Working with NSString manipulating special characters

49 Views Asked by At

I want to print an NSString byte by byte:

NSString *path = @"/User/user/ǢǨǣ/";
const char *byte_array = [path UTF8String];

for (unsigned char *it = byte_array; *it != 0; ++it) {
   NSLog(@"char: %c \t hex: %02x \n", *it, *it);
}

Producing:

 Ç - FFFFFFC7
 ¢ - FFFFFFA2
 Ç - FFFFFFC7
 ¨ - FFFFFFA8
 Ç - FFFFFFC7
 £ - FFFFFFA3

This should be the output for Ǣ(C7 A2) Ǩ(C7 A8) ǣ(C7 A3). I think those "FFFFFF" form every "byte" affects my code. I'm wondering if is any way of manipulating paths with special characters in them.

1

There are 1 best solutions below

0
Rob On

The output is behaving as if it was signed char * being converted to a signed integer and then displayed as a 32-bit hex string.

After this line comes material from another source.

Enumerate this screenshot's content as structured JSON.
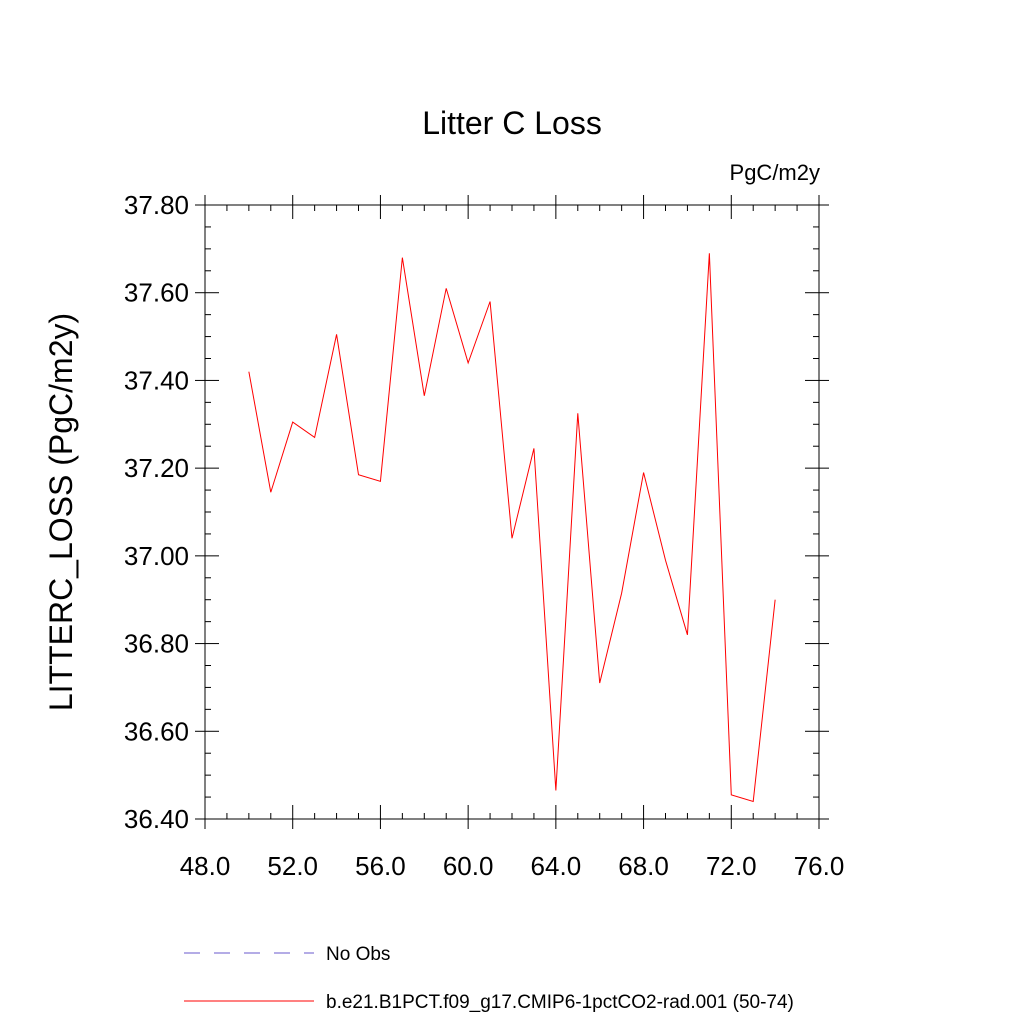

While I am unable to produce the exact behavior you describe (without manually casting it to a signed integer), looking at the headers, UTF8String is defined as:

@property (nullable, readonly) const char *UTF8String NS_RETURNS_INNER_POINTER; // Convenience to return null-terminated UTF8 representation

And you even defined your pointer to be signed char *:

const char *byte_array = [path UTF8String];

Note, neither of those are unsigned char *, but just char *. (FWIW, that seems exceedingly curious to me at I always think of a “byte” as an unsigned char, i.e., a uint8_t.)

I personally would use NSData and uint8_t to avoid ambiguity:

NSString *path = [@"/User/user/ǢǨǣ" precomposedStringWithCanonicalMapping];

NSData *data = [path dataUsingEncoding:NSUTF8StringEncoding];
[data enumerateByteRangesUsingBlock:^(const void * _Nonnull bytes, NSRange byteRange, BOOL * _Nonnull stop) {
    for (NSUInteger i = 0; i < byteRange.length; i++) {
        uint8_t byte = ((uint8_t *)bytes)[i];
        NSLog(@"%02x", byte);
    }
}];

And those last three characters came out as:

c7
a2
c7
a8
c7
a3

As an aside, when I did a cut-and-paste your code snippet, rather than receiving c7a2 for Ǣ, I received c386 (Æ) followed by cc84 (the “combining macron”, i.e., the “combining” rendition of ¯). I do not know whether Stack Overflow or your editor introduced that, but this is a common problem when looking at hexadecimal representations of UTF8 characters, as there are multiple possible representations of the same character. If you are really looking at hex UTF8 representations, you may want to standardize this with, for example, precomposedStringWithCanonicalMapping, as shown above.